You want an OG of 1.030-1.040. I don’t know the ratio of water to DME, I use canned wort. Warm temps are good for growing yeast, doesn’t make good beer.

Extra light or light DME is not the issue. The temp you ferment the starter at is. Warmer temps create off flavors.

1000ml is just over 4 cups. Still on the low side.

Review Mr Malty and YeastCalc for the size of starters you need to make. Then buy an appropriate size container. The 1 gallon jugs are the best size/price option.

YeastCalc has a DME/water calculator.

This is exactly how I did it, if you see a problem please let me know.

Thursday night I started the starter following a tutorial on you tube.
2 cups of water to 1/2 cup extra light DME. Boiled for 10 minutes and cooled.
Added to flask and pitched yeast.
Hadnt finished building the stir plate yet so everytime I would walk by it I would stir the starter.
Due to boiling I lost some water so my level was a little below 400ml.
I brewed last night. I stirred the starter to make sure everything was in suspension.
It was still bubbling a little so I know it was active.
I poured the entire thing into the wort. This morning, maybe 7 hours after adding the yeast I am already seeing a good bit of activity.

Did I do anything wrong? Is there something I could of done better? Will I have off flavors do to how I added the yeast without cold crashing it and decanting most of the liquid?

Also, the starter stayed at around 65 degrees as I keep my place cold.

http://www.howtobrew.com/section1/chapter6-5.html

1 pint (2 cups) water to .5 cup of DME per How to Brew. That info was correct.

Fermenting the starter at 65* is fine. I would try to lower the temp of the carboy/pail. Fermentation creates heat and the beer can easily be 5* or more warmer.

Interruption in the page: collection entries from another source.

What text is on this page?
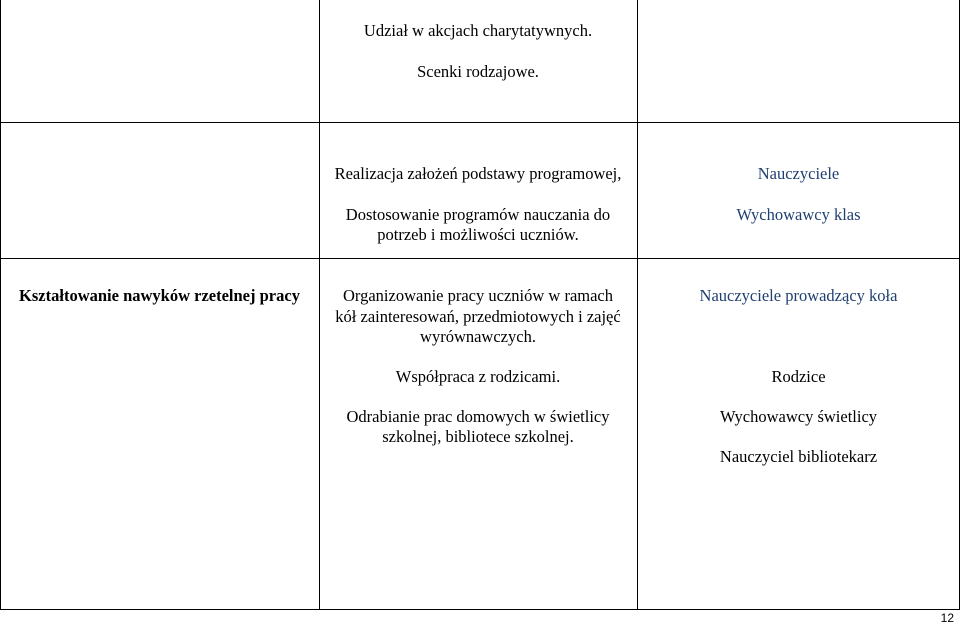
Udział w akcjach charytatywnych.
Scenki rodzajowe.
Realizacja założeń podstawy programowej,
Dostosowanie programów nauczania do
potrzeb i możliwości uczniów.
Nauczyciele
Wychowawcy klas
Kształtowanie nawyków rzetelnej pracy	Organizowanie pracy uczniów w ramach
kół zainteresowań, przedmiotowych i zajęć
wyrównawczych.
Współpraca z rodzicami.
Odrabianie prac domowych w świetlicy
szkolnej, bibliotece szkolnej.
Nauczyciele prowadzący koła
Rodzice
Wychowawcy świetlicy
Nauczyciel bibliotekarz
12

There are few WRONG, but many different ways to do things. As mentioned before, some like to allow plenty of time for the starter to finish. And place it in the fridge for 2-3 days to allow the yeast to settle out.

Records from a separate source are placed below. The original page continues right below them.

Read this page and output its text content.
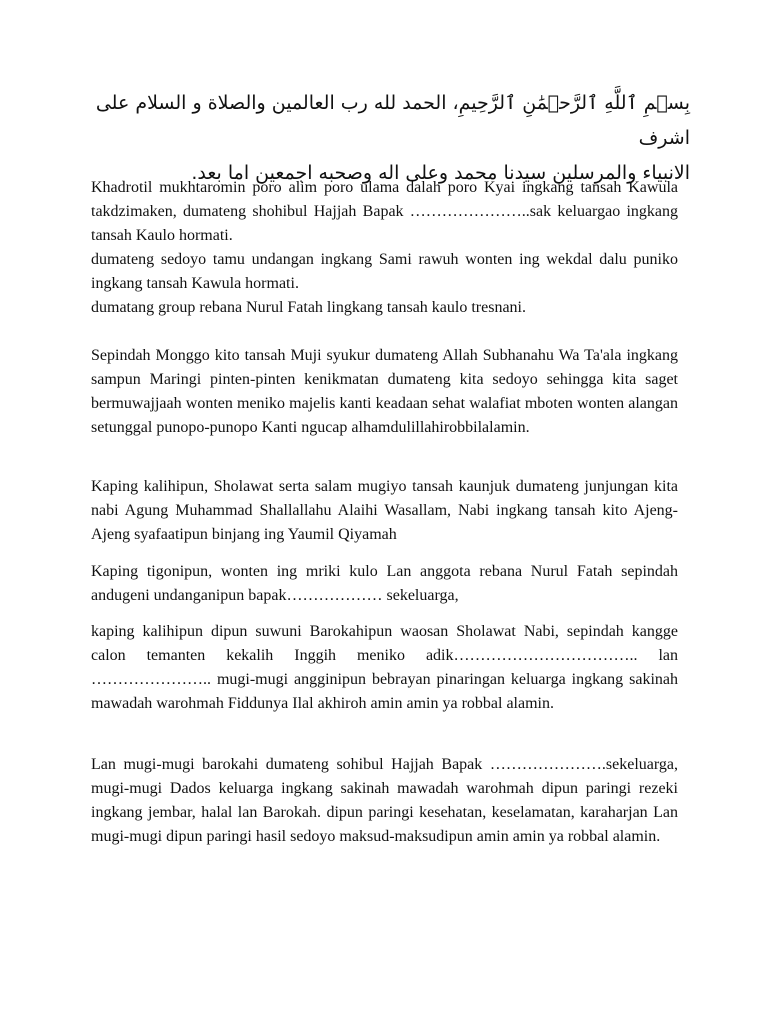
بِسۡمِ ٱللَّهِ ٱلرَّحۡمَٰنِ ٱلرَّحِيمِ، الحمد لله رب العالمين والصلاة و السلام على اشرف
الانبياء والمرسلين سيدنا محمد وعلى اله وصحبه اجمعين اما بعد.

Khadrotil mukhtaromin poro alim poro ulama dalah poro Kyai ingkang tansah Kawula takdzimaken, dumateng shohibul Hajjah Bapak …………………..sak keluargao ingkang tansah Kaulo hormati.

dumateng sedoyo tamu undangan ingkang Sami rawuh wonten ing wekdal dalu puniko ingkang tansah Kawula hormati.

dumatang group rebana Nurul Fatah lingkang tansah kaulo tresnani.

Sepindah Monggo kito tansah Muji syukur dumateng Allah Subhanahu Wa Ta'ala ingkang sampun Maringi pinten-pinten kenikmatan dumateng kita sedoyo sehingga kita saget bermuwajjaah wonten meniko majelis kanti keadaan sehat walafiat mboten wonten alangan setunggal punopo-punopo Kanti ngucap alhamdulillahirobbilalamin.

Kaping kalihipun, Sholawat serta salam mugiyo tansah kaunjuk dumateng junjungan kita nabi Agung Muhammad Shallallahu Alaihi Wasallam, Nabi ingkang tansah kito Ajeng-Ajeng syafaatipun binjang ing Yaumil Qiyamah

Kaping tigonipun, wonten ing mriki kulo Lan anggota rebana Nurul Fatah sepindah andugeni undanganipun bapak……………… sekeluarga,

kaping kalihipun dipun suwuni Barokahipun waosan Sholawat Nabi, sepindah kangge calon temanten kekalih Inggih meniko adik…………………………….. lan ………………….. mugi-mugi angginipun bebrayan pinaringan keluarga ingkang sakinah mawadah warohmah Fiddunya Ilal akhiroh amin amin ya robbal alamin.

Lan mugi-mugi barokahi dumateng sohibul Hajjah Bapak ………………….sekeluarga, mugi-mugi Dados keluarga ingkang sakinah mawadah warohmah dipun paringi rezeki ingkang jembar, halal lan Barokah. dipun paringi kesehatan, keselamatan, karaharjan Lan mugi-mugi dipun paringi hasil sedoyo maksud-maksudipun amin amin ya robbal alamin.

Awesome, thanks for all the answers everyone. As I brew more I will certainly try things differently. Next time I will allow more time for the starter and cool it to decant.
I like trying new things and searching for better ways and better results and all the information provided will allow me to do so.

Thanks again everyone.
Lets just hope this Sam Adams Summer Ale clone comes out good, it surely smells great.